Debian/Ubuntu versioning in nightly and prerelease binaries#

Binary packages produced for prerelease and nightly builds have some particularities to establish the priority among them nicely.

Prereleases for version X.Y.Z are created as candidates of the stable release of X.Y.Z so the stable needs to have precedence over prereleases when both are available through different repositories.

Nightlies for version X.Y.Z are snapshots of development code merged on top of a released version X.Y.Z. This includes features and/or patches that will be shipped into the next release. Therefore nightlies need to have precedence over stable releases. Another use case for nightlies is to serve as continuous unstable releases when preparing a new version X.Y.Z. In this scenario the stable release should have precedence over the nightlies generated before it. To get this precedence, the nighlty version uses the trick of setting the version to {X-1.99.99} (i.e: if the version to release is 9.0.0, the nightlies used before the version will use 8.99.99).

Version schemes#

Prerelease versioning scheme: {upcoming_version}~pre{prerelease_version}

  • upcoming_version: upstream version target for current prerelease series (e.g., X.Y.Z)

  • prerelease_version: prerelease version number in the series

Nightly uses the following versioning scheme: {current_released_version}+git{date}+{nightly_revision}r{hash}-{nightly_revision}

  • current_released_version: will be the latest version released available in the changelog file of the corresponding *-release repo. If the nightly is used for an upcoming release (for example, gazebo10 where X is 10) then {X-1}.99.99-1 (gazebo10_9.99.99-1) form will be used until prereleases or final release.

  • date: timestamp YYYY-MM-DD

  • hash: git hash corresponding to code HEAD used in the nightly build. Used for information proposes.

  • nightly_revision: revision number to apply to the nightly. It is also used to generate a new nightly using the same date timestamp.

Versions when mixing stable, prerelease and nightly#

Which version has priority when using prerelease and stable repositories?

  • packageA version: 1.0.0-1 (stable)

  • packageA prerelease: 1.0.1~pre1-1 (prerelease)

  • packageA prerelease: 1.0.1~pre2-1 (prerelease)

  • packageA version: 1.0.1-1 (stable)

  • Order: 1.0.1-1 > 1.0.1~pre2-1 > 1.0.1~pre1-1 > 1.0.0

Which version has priority when using nightly and stable repositories?

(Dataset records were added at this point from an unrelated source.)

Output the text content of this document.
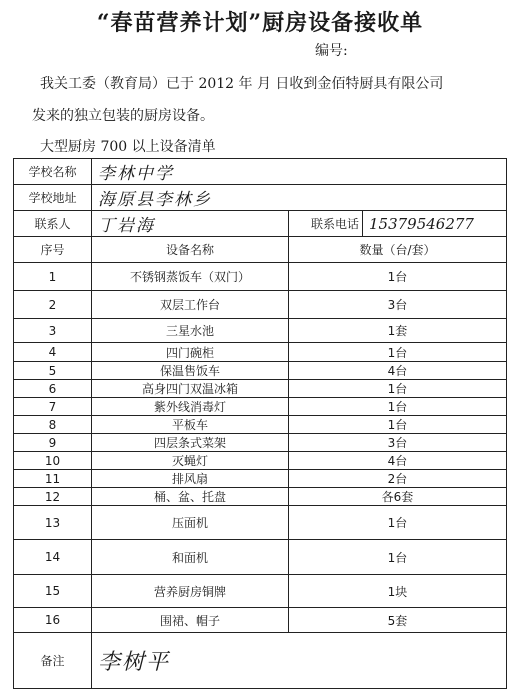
“春苗营养计划”厨房设备接收单
编号:
我关工委（教育局）已于 2012 年 月 日收到金佰特厨具有限公司
发来的独立包装的厨房设备。
大型厨房 700 以上设备清单
学校名称	李林中学		
学校地址	海原县李林乡		
联系人	丁岩海	联系电话	15379546277
序号	设备名称	数量（台/套）	
1	不锈钢蒸饭车（双门）	1台	
2	双层工作台	3台	
3	三星水池	1套	
4	四门碗柜	1台	
5	保温售饭车	4台	
6	高身四门双温冰箱	1台	
7	紫外线消毒灯	1台	
8	平板车	1台	
9	四层条式菜架	3台	
10	灭蝇灯	4台	
11	排风扇	2台	
12	桶、盆、托盘	各6套	
13	压面机	1台	
14	和面机	1台	
15	营养厨房铜牌	1块	
16	围裙、帽子	5套	
备注	李树平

  • packageA version: 0.99.99+git201501011r2212b5136299-1 (nightly)

  • packageA version: 1.0.0-1 (stable)

  • packageA version: 1.0.0-1+git20150303r6912b5136236-1 (nightly)

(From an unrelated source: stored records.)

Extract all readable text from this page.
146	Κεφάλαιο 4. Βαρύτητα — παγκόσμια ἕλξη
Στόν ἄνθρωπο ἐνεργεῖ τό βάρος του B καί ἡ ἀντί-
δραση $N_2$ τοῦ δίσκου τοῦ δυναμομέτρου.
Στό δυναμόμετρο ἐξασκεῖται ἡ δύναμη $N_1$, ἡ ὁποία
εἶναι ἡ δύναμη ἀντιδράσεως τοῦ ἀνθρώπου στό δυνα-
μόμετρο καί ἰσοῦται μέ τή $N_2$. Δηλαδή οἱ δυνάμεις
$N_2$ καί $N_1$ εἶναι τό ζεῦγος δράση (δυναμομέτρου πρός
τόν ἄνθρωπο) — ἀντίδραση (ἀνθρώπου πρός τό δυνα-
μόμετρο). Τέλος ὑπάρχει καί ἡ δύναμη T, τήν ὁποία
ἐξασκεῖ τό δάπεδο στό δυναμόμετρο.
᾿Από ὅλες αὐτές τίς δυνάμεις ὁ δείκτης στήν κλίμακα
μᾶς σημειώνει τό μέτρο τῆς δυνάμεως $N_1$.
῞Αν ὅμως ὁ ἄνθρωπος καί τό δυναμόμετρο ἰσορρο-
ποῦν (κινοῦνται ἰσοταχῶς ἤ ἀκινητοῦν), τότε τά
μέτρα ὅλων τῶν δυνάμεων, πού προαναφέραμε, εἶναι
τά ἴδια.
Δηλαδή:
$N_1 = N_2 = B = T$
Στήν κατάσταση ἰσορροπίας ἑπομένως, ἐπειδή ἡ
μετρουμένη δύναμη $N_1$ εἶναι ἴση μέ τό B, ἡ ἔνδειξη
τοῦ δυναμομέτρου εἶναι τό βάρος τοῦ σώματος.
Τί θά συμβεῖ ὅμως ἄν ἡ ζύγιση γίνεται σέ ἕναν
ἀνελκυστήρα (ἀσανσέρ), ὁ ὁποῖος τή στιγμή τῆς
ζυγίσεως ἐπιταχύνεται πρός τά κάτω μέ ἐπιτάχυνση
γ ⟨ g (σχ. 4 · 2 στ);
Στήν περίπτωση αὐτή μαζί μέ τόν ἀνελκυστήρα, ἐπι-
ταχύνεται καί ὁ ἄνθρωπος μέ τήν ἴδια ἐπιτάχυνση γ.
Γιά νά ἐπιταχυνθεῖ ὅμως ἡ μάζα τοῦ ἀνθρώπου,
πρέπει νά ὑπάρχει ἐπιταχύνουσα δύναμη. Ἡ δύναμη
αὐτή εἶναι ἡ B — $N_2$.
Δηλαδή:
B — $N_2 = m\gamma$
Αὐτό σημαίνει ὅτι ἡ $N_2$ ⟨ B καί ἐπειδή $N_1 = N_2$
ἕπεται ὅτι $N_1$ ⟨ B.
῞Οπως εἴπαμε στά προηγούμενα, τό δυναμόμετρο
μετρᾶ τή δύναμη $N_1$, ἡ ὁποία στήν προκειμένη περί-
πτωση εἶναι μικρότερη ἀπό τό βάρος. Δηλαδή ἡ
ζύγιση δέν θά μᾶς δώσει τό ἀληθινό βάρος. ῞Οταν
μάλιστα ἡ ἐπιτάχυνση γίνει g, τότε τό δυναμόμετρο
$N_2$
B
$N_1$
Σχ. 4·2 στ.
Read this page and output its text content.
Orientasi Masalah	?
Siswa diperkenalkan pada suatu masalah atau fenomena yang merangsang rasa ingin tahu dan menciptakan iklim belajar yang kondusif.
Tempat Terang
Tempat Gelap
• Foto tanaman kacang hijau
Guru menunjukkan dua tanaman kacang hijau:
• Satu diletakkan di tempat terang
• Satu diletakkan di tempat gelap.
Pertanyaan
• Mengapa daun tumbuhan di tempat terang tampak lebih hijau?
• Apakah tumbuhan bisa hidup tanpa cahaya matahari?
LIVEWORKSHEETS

  • packageA version: 1.0.1-1 (stable)

  • Order: 1.0.1-1 > 1.0.0-1+git20150303r6912b5136236-1 > 1.0.0-1 > 0.99.99+git20150101r2212b5136299-1

Which version has priority when using nightly, prerelease and stable repositories?

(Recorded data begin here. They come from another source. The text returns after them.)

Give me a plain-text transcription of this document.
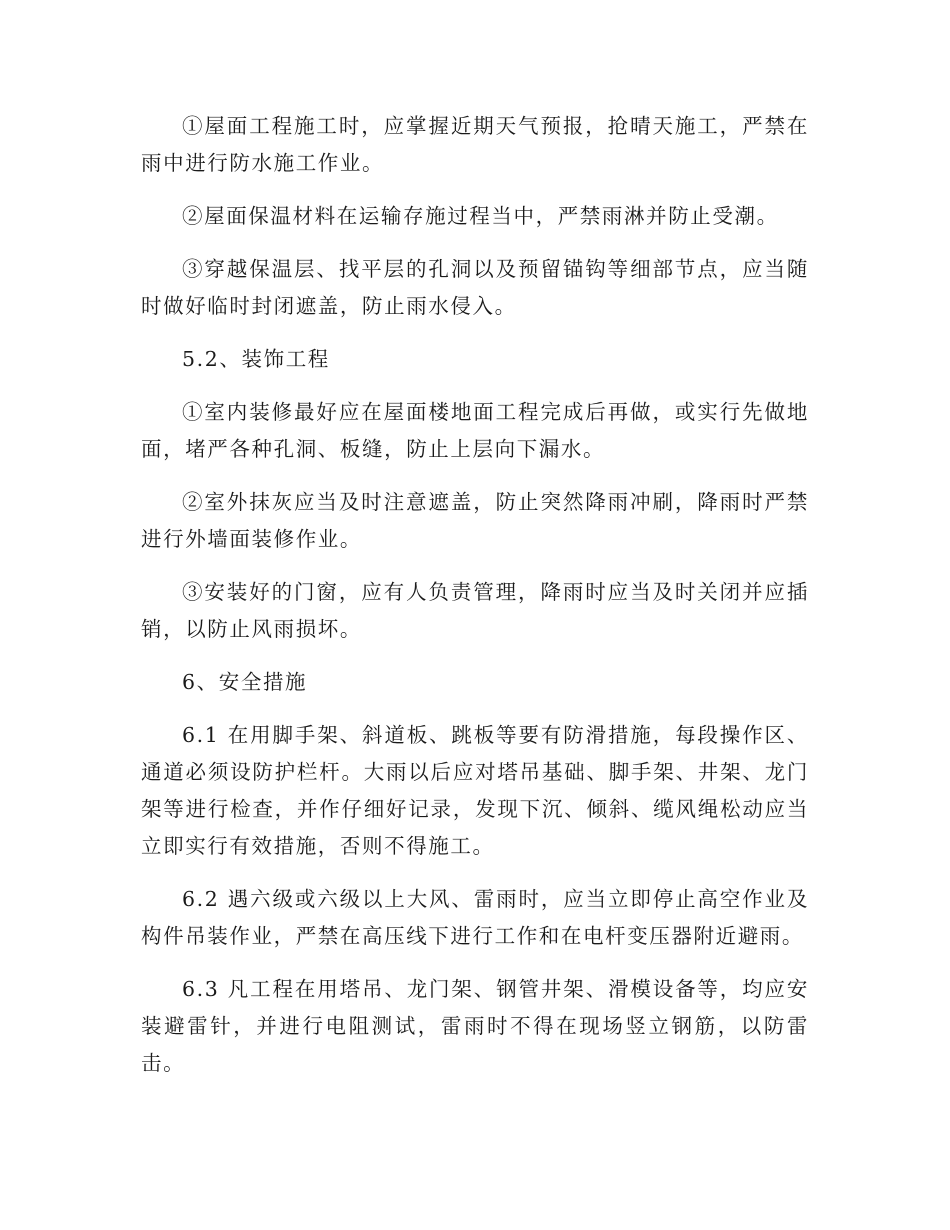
①屋面工程施工时，应掌握近期天气预报，抢晴天施工，严禁在雨中进行防水施工作业。

②屋面保温材料在运输存施过程当中，严禁雨淋并防止受潮。

③穿越保温层、找平层的孔洞以及预留锚钩等细部节点，应当随时做好临时封闭遮盖，防止雨水侵入。

5.2、装饰工程

①室内装修最好应在屋面楼地面工程完成后再做，或实行先做地面，堵严各种孔洞、板缝，防止上层向下漏水。

②室外抹灰应当及时注意遮盖，防止突然降雨冲刷，降雨时严禁进行外墙面装修作业。

③安装好的门窗，应有人负责管理，降雨时应当及时关闭并应插销，以防止风雨损坏。

6、安全措施

6.1 在用脚手架、斜道板、跳板等要有防滑措施，每段操作区、通道必须设防护栏杆。大雨以后应对塔吊基础、脚手架、井架、龙门架等进行检查，并作仔细好记录，发现下沉、倾斜、缆风绳松动应当立即实行有效措施，否则不得施工。

6.2 遇六级或六级以上大风、雷雨时，应当立即停止高空作业及构件吊装作业，严禁在高压线下进行工作和在电杆变压器附近避雨。

6.3 凡工程在用塔吊、龙门架、钢管井架、滑模设备等，均应安装避雷针，并进行电阻测试，雷雨时不得在现场竖立钢筋，以防雷击。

  • packageA version: 0.99.99+git20150101r2212b5136299-1 (nightly)

  • packageA prerelease: 1.0.0~pre1 (prerelease)

  • packageA version: 1.0.0~pre1+git20150101r2212b5136299-1 (nightly)

  • packageA prerelease: 1.0.0~pre2-1 (prerelease)

  • packageA version: 1.0.0-1 (stable)

  • Order: 1.0.0-1 > 1.0.0~pre2-1 > 1.0.0~pre1+git20150101r2212b5136299-1 > 1.0.0~pre1-1 > 0.99.99+git20150101r2212b5136299-1

MacOS versioning in unstable packages#

Some Brew packages have unstable versions, snapshots of software not corresponding to an official release. The version scheme is typically: {current_released_version}~${osrf_revision}~{date}~{hash}

  • osrf_revision: correspond to the revision number that identifies the packaging metadata being used in the Brew formulae.